Changes to language programs due to COVID (virtual student recruitment, online and hybrid education, changing assessment practices, offering varied programs, etc.) will likely remain in the field beyond the period. of the pandemic. Global competition is likely to continue to increase, with variables such as ease of obtaining a visa, work opportunities and program costs critical to attracting students, as well as the industry’s strong overall reputation. that accreditation and association membership help promote. Greater English preparation online is built into the course models, i.e. starting the online program in the country and then coming to the US for in-person preparation. In addition, student guidance will increasingly travel online and will be given before departure.
The resilience of English teaching in the United States has not waited and does not wait for circumstances or policies to return to what they were. We don’t “bounce back”; we bounce forward. We know that no aspect of education will ever be the same again. The challenges we have faced will lead to continued creativity and diversification in the field in a way yet to be designed, and as an association we look forward to playing a role in supporting our members and the community. industry as a whole.
Cheryl Delk-The Good is Executive Director of EnglishUSA and has held leadership positions for several international education associations during her 30-year career. Cheryl was the Director and Professor of the Intensive English Program at Georgia State University and taught at Western Michigan University and Michigan State University.

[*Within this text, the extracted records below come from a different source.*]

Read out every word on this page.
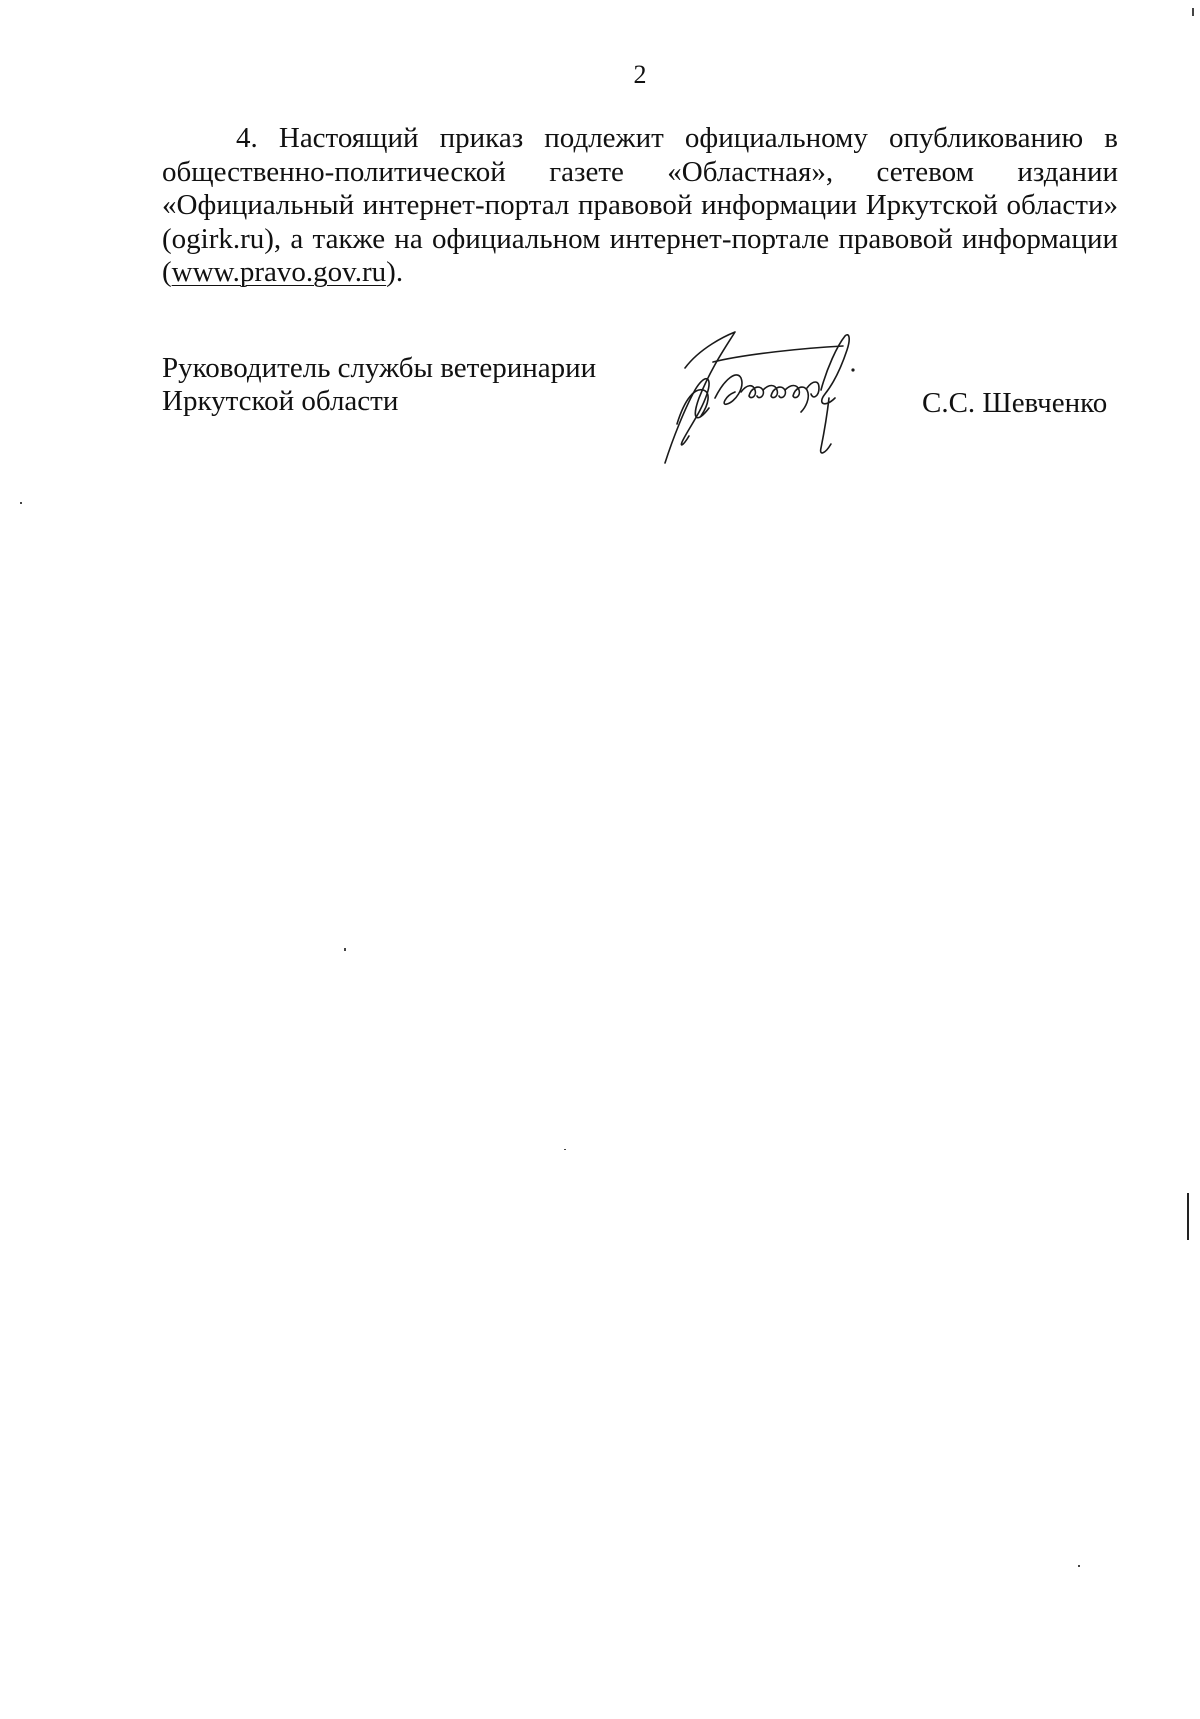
2
4. Настоящий приказ подлежит официальному опубликованию в
общественно-политической газете «Областная», сетевом издании
«Официальный интернет-портал правовой информации Иркутской области»
(ogirk.ru), а также на официальном интернет-портале правовой информации
(www.pravo.gov.ru).
Руководитель службы ветеринарии
Иркутской области	С.С. Шевченко
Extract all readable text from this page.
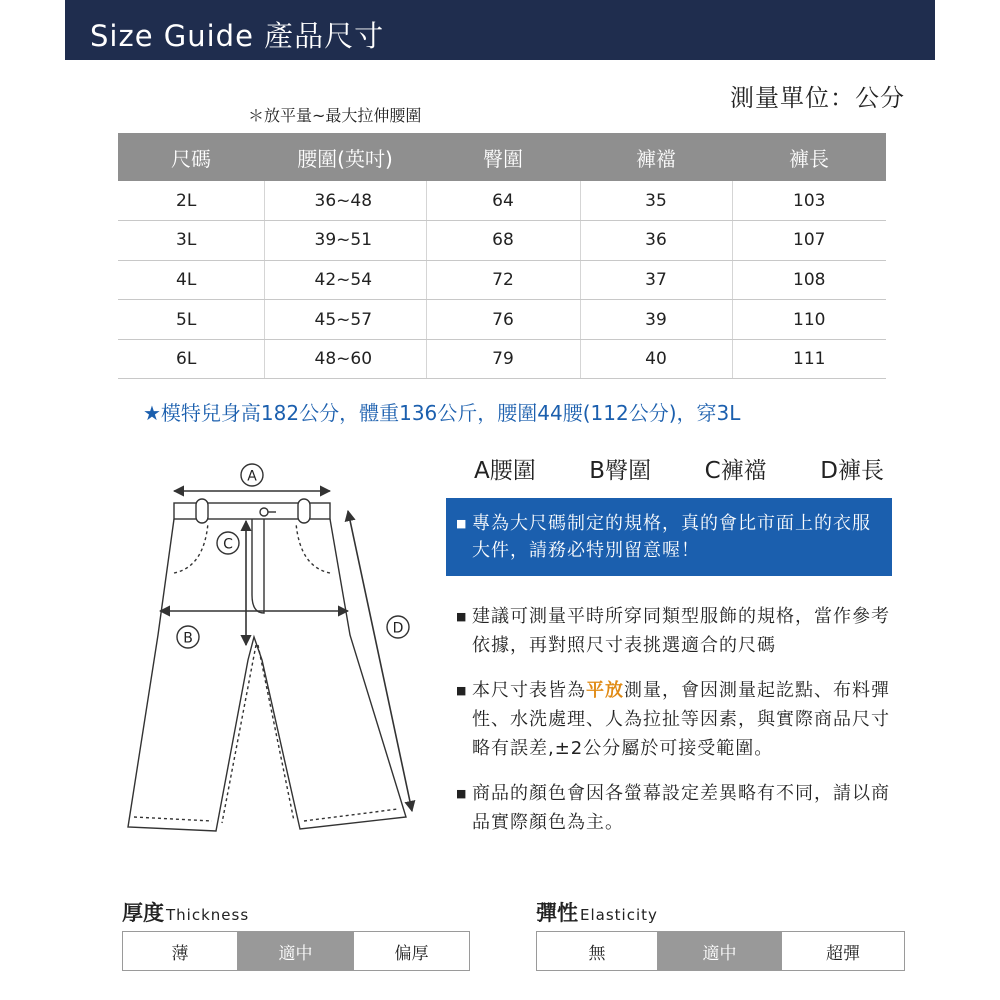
Size Guide 產品尺寸
測量單位：公分
＊放平量~最大拉伸腰圍
尺碼	腰圍(英吋)	臀圍	褲襠	褲長
2L	36~48	64	35	103
3L	39~51	68	36	107
4L	42~54	72	37	108
5L	45~57	76	39	110
6L	48~60	79	40	111
★模特兒身高182公分，體重136公斤，腰圍44腰(112公分)，穿3L
A
B
C
D
A腰圍 B臀圍 C褲襠 D褲長
■ 專為大尺碼制定的規格，真的會比市面上的衣服大件，請務必特別留意喔！
■ 建議可測量平時所穿同類型服飾的規格，當作參考依據，再對照尺寸表挑選適合的尺碼
■ 本尺寸表皆為平放測量，會因測量起訖點、布料彈性、水洗處理、人為拉扯等因素，與實際商品尺寸略有誤差,±2公分屬於可接受範圍。
■ 商品的顏色會因各螢幕設定差異略有不同，請以商品實際顏色為主。
厚度 Thickness
薄	適中	偏厚
彈性 Elasticity
無	適中	超彈
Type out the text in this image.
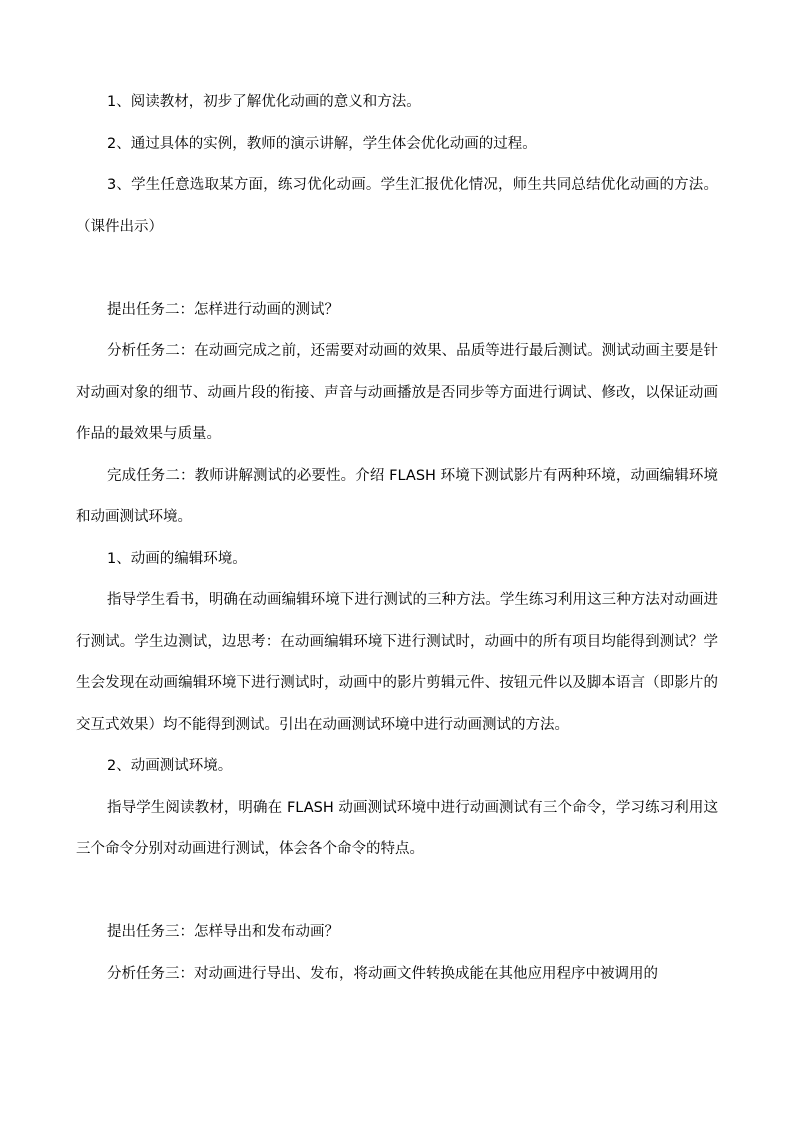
1、阅读教材，初步了解优化动画的意义和方法。

2、通过具体的实例，教师的演示讲解，学生体会优化动画的过程。

3、学生任意选取某方面，练习优化动画。学生汇报优化情况，师生共同总结优化动画的方法。（课件出示）

提出任务二：怎样进行动画的测试？

分析任务二：在动画完成之前，还需要对动画的效果、品质等进行最后测试。测试动画主要是针对动画对象的细节、动画片段的衔接、声音与动画播放是否同步等方面进行调试、修改，以保证动画作品的最效果与质量。

完成任务二：教师讲解测试的必要性。介绍 FLASH 环境下测试影片有两种环境，动画编辑环境和动画测试环境。

1、动画的编辑环境。

指导学生看书，明确在动画编辑环境下进行测试的三种方法。学生练习利用这三种方法对动画进行测试。学生边测试，边思考：在动画编辑环境下进行测试时，动画中的所有项目均能得到测试？学生会发现在动画编辑环境下进行测试时，动画中的影片剪辑元件、按钮元件以及脚本语言（即影片的交互式效果）均不能得到测试。引出在动画测试环境中进行动画测试的方法。

2、动画测试环境。

指导学生阅读教材，明确在 FLASH 动画测试环境中进行动画测试有三个命令，学习练习利用这三个命令分别对动画进行测试，体会各个命令的特点。

提出任务三：怎样导出和发布动画？

分析任务三：对动画进行导出、发布，将动画文件转换成能在其他应用程序中被调用的
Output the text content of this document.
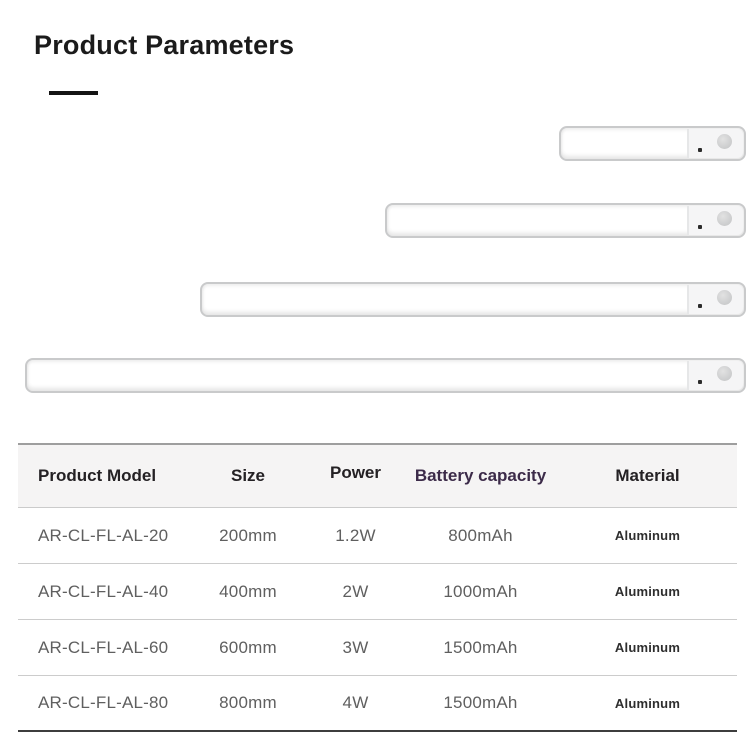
Product Parameters
Product Model	Size	Power	Battery capacity	Material
AR-CL-FL-AL-20	200mm	1.2W	800mAh	Aluminum
AR-CL-FL-AL-40	400mm	2W	1000mAh	Aluminum
AR-CL-FL-AL-60	600mm	3W	1500mAh	Aluminum
AR-CL-FL-AL-80	800mm	4W	1500mAh	Aluminum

EnglishUSA is the largest and most diverse professional association of more than 250 intensive and passing English programs and associates (service providers such as agents, testing companies, editors, etc.) across the United States. EnglishUSA includes member programs governed by universities, colleges, and community colleges as well as private language schools in small, medium, and large cities across the United States. Of these members, we have over 1,000 people who engage with EnglishUSA’s resources, events and online community. The United States promotes the well-being and success of its members and supports the industry as a whole by providing quality programs and services to students while continuing advocacy efforts at the national level.
All EnglishUSA member programs are accredited either by the Accreditation Council for Continuing Education and Training or the Commission on English Language Program Administration, and / or they fall under the regional accreditation of their governing institution. Accreditation bodies require adherence to standards in various fields, with the well-being of the student being the primary goal.